Snowflake will spend $6 billion over five years on Amazon’s custom Graviton CPUs and AI accelerators, signaling a major deepening of its cloud dependency to power generative AI workloads.
Strategic infrastructure commitment
The multi-year agreement commits Snowflake to run and train its GenAI models on a combination of AWS Graviton processors and GPU instances. Snowflake CEO Sridhar Ramaswamy stated the goal is to “bring AI directly to governed data,” enabling faster operations and greater density at scale.
Snowflake has been an AWS customer since its founding in 2011 and has progressively shifted compute from Intel and AMD CPUs to Amazon’s Arm-based Graviton instances. The latest fifth-generation Graviton chips pack 192 Arm Neoverse V3 cores with 12 channels of memory at up to 8800 MT/s.

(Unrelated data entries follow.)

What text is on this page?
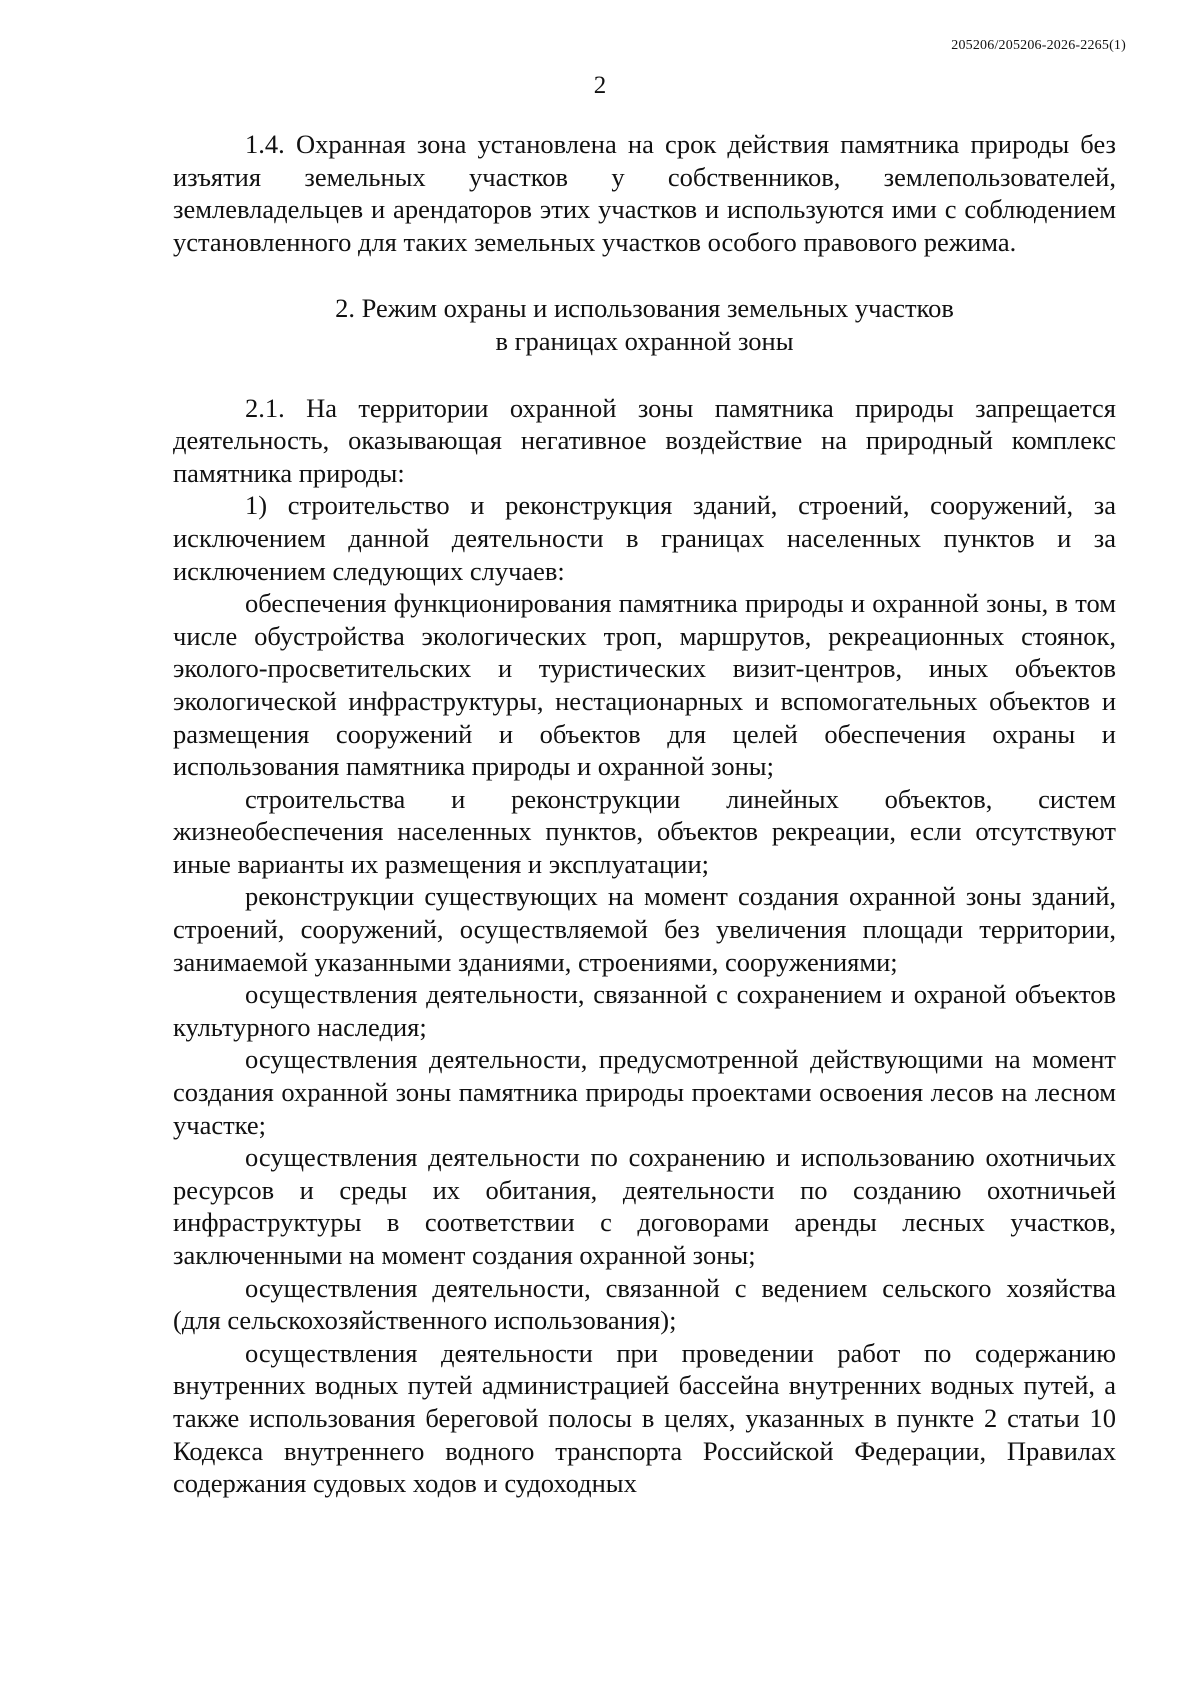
205206/205206-2026-2265(1)
2

1.4. Охранная зона установлена на срок действия памятника природы без изъятия земельных участков у собственников, землепользователей, землевладельцев и арендаторов этих участков и используются ими с соблюдением установленного для таких земельных участков особого правового режима.

2. Режим охраны и использования земельных участков
в границах охранной зоны

2.1. На территории охранной зоны памятника природы запрещается деятельность, оказывающая негативное воздействие на природный комплекс памятника природы:

1) строительство и реконструкция зданий, строений, сооружений, за исключением данной деятельности в границах населенных пунктов и за исключением следующих случаев:

обеспечения функционирования памятника природы и охранной зоны, в том числе обустройства экологических троп, маршрутов, рекреационных стоянок, эколого-просветительских и туристических визит-центров, иных объектов экологической инфраструктуры, нестационарных и вспомогательных объектов и размещения сооружений и объектов для целей обеспечения охраны и использования памятника природы и охранной зоны;

строительства и реконструкции линейных объектов, систем жизнеобеспечения населенных пунктов, объектов рекреации, если отсутствуют иные варианты их размещения и эксплуатации;

реконструкции существующих на момент создания охранной зоны зданий, строений, сооружений, осуществляемой без увеличения площади территории, занимаемой указанными зданиями, строениями, сооружениями;

осуществления деятельности, связанной с сохранением и охраной объектов культурного наследия;

осуществления деятельности, предусмотренной действующими на момент создания охранной зоны памятника природы проектами освоения лесов на лесном участке;

осуществления деятельности по сохранению и использованию охотничьих ресурсов и среды их обитания, деятельности по созданию охотничьей инфраструктуры в соответствии с договорами аренды лесных участков, заключенными на момент создания охранной зоны;

осуществления деятельности, связанной с ведением сельского хозяйства (для сельскохозяйственного использования);

осуществления деятельности при проведении работ по содержанию внутренних водных путей администрацией бассейна внутренних водных путей, а также использования береговой полосы в целях, указанных в пункте 2 статьи 10 Кодекса внутреннего водного транспорта Российской Федерации, Правилах содержания судовых ходов и судоходных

CPU resurgence in AI workflows
While GPUs remain essential for model training and inference, CPUs are regaining prominence for supporting tasks. AI agents rely on CPUs to execute SQL queries, Python scripts, and other functions that do not run on accelerators. Each agent’s performance is inherently limited by CPU processing speed.
Under the agreement, Snowflake’s Cortex AI platform will use Graviton cores for natural-language-to-SQL conversion, data summarization, and sentiment analysis. This reflects a broader industry trend: CPUs are no longer just background components but critical infrastructure for AI orchestration.
Financial and competitive context
Snowflake’s lifetime AWS marketplace sales have surpassed $7 billion, exceeding $2 billion in calendar 2025 alone. The $1.2 billion annual spend on additional infrastructure represents a calculated bet that AI-driven revenue growth will justify the outlay.
Wall Street responded positively, with Snowflake shares rallying over 30% in after-hours trading. The company is not alone in this pivot—Meta announced plans in April to deploy tens of millions of Graviton 5 cores, also targeting AI agent workloads.
Forward-looking significance
This commitment underscores a structural shift: enterprises are locking in long-term, custom silicon partnerships to secure CPU capacity for AI agents, not just GPU cycles for model training. For Snowflake, the gamble is that tighter integration with AWS’s silicon will reduce latency and cost, enabling the data warehouse to compete as an AI platform. The broader implication is that cloud providers’ homegrown chips are becoming strategic assets, not just cost-saving measures, in the race to scale enterprise AI.